Starring Michael Stuhlbarg (hardly a real “star”  yet), Richard Kind (you know him)
TMG Scale 8.0

“Receive with simplicity all that happens to you.”  You will understand.

This movie had zero plot and so many Yiddish and Hebrew expressions I might have preferred to forcefully choke on some stale kneidlach instead.  So why did it work?  Why rate it 8.0?  The answer is, Ethan and Joel—-the Cohen Brothers. Ethan and Joel are pure genius.  On TMG’s bucket list is to have dinner with these guys. Just go see The Big Lebowksi or Fargo.

To be honest, TMG started out thinking A Serious Man was the Jewish hot summer afternoon in the Midwest equivalent to Shutter Island.  This movie starts odd.  It grows on you, though not always comfortably.  The movie rambles around the life of a middle aged Jewish man, his wife, kids and his teaching job.  It is often sad and depressing.  The year 1967, despite historical revisionism beyond reality, was a time as rough and icky as a chicken emerging from an egg.  I think the subtitle for this film probably should have just been “shit happens.”  (My apologies for the profanity but there is no way to gloss that expression up and still make it come out the same.)

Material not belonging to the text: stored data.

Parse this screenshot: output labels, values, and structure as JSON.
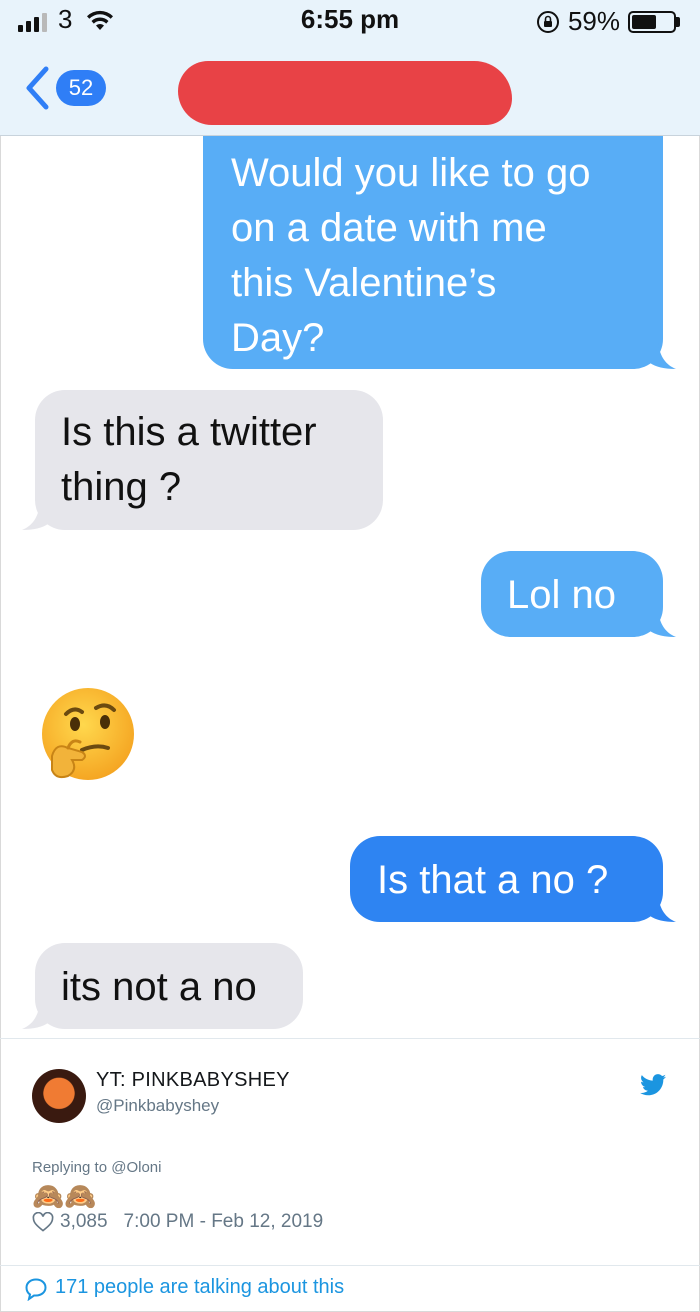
{
  "status_bar": {
    "carrier": "3",
    "time": "6:55 pm",
    "battery": "59%",
    "battery_level": 0.59
  },
  "nav": {
    "back_badge": "52"
  },
  "messages": [
    {
      "from": "me",
      "text": "Would you like to go on a date with me this Valentine’s Day?",
      "lines": [
        "Would you like to go",
        "on a date with me",
        "this Valentine’s",
        "Day?"
      ]
    },
    {
      "from": "them",
      "text": "Is this a twitter thing ?",
      "lines": [
        "Is this a twitter",
        "thing ?"
      ]
    },
    {
      "from": "me",
      "text": "Lol no",
      "lines": [
        "Lol no"
      ]
    },
    {
      "from": "them",
      "text": "🤔",
      "lines": [
        "🤔"
      ]
    },
    {
      "from": "me",
      "text": "Is that a no ?",
      "lines": [
        "Is that a no ?"
      ]
    },
    {
      "from": "them",
      "text": "its not a no",
      "lines": [
        "its not a no"
      ]
    }
  ],
  "tweet": {
    "name": "YT: PINKBABYSHEY",
    "handle": "@Pinkbabyshey",
    "replying_to": "Replying to @Oloni",
    "text": "🙈🙈",
    "likes": "3,085",
    "timestamp": "7:00 PM - Feb 12, 2019",
    "talking": "171 people are talking about this"
  },
  "colors": {
    "sent": "#58adf6",
    "sent_alt": "#2e84f2",
    "received": "#e6e6eb",
    "twitter_blue": "#1b95e0"
  }
}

TMG prides himself on not reviewing movies, but rather commenting on them.  The difference is TMG respects your right to go see it and judge for yourself.  Movie critics and reviewers love to bloviate on every scene, every character and the finale in a sort of sadistic journalistic ritual of open bowel surgery.  It is akin to a waiter describing the route your steak took from artificial insemination to slaughterhouse and then saying “Go ahead, enjoy.  “Michael is a story about an overweight John Travolta dressed in angel wings leading a band of journalistic misfits through honky tonk bars and across Kansas tourist attractions…”  Who would have seen this masterpiece after such an accurate review?  Yet Michael was one of the most daring, touching, entertaining and underrated films of our times.

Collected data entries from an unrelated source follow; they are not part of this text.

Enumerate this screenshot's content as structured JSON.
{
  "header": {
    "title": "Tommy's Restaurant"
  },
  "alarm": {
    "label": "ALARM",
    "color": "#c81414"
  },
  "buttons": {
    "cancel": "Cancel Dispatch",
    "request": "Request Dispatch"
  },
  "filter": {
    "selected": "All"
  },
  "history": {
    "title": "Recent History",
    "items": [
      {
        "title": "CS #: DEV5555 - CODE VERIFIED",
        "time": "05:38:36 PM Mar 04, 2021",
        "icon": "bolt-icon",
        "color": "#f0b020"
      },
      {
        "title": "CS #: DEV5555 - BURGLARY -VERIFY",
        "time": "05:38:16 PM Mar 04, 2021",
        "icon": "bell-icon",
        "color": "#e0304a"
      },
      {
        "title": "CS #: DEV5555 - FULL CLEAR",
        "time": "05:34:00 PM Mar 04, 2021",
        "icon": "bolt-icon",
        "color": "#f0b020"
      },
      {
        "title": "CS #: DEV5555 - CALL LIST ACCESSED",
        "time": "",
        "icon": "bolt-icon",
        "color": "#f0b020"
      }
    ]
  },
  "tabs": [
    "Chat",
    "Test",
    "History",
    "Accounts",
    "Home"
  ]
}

This is not a Friday night date movie.  Better to watch it on an airplane like I did so you cannot get up and exit early.  Entertained?  Maybe not so much.  Intrigued, informed and exposed to a lesson in the human condition?  I think so.  Grace Slick once bellowed the warning“ You better find somebody to love.” The point is well taken. Get this film on DVD and watch the interview with Joel and Ethan Cohen immediately afterwards. It will bring it all together for you. It was like heavy cherry icing on a hot milk cake.  Enjoy!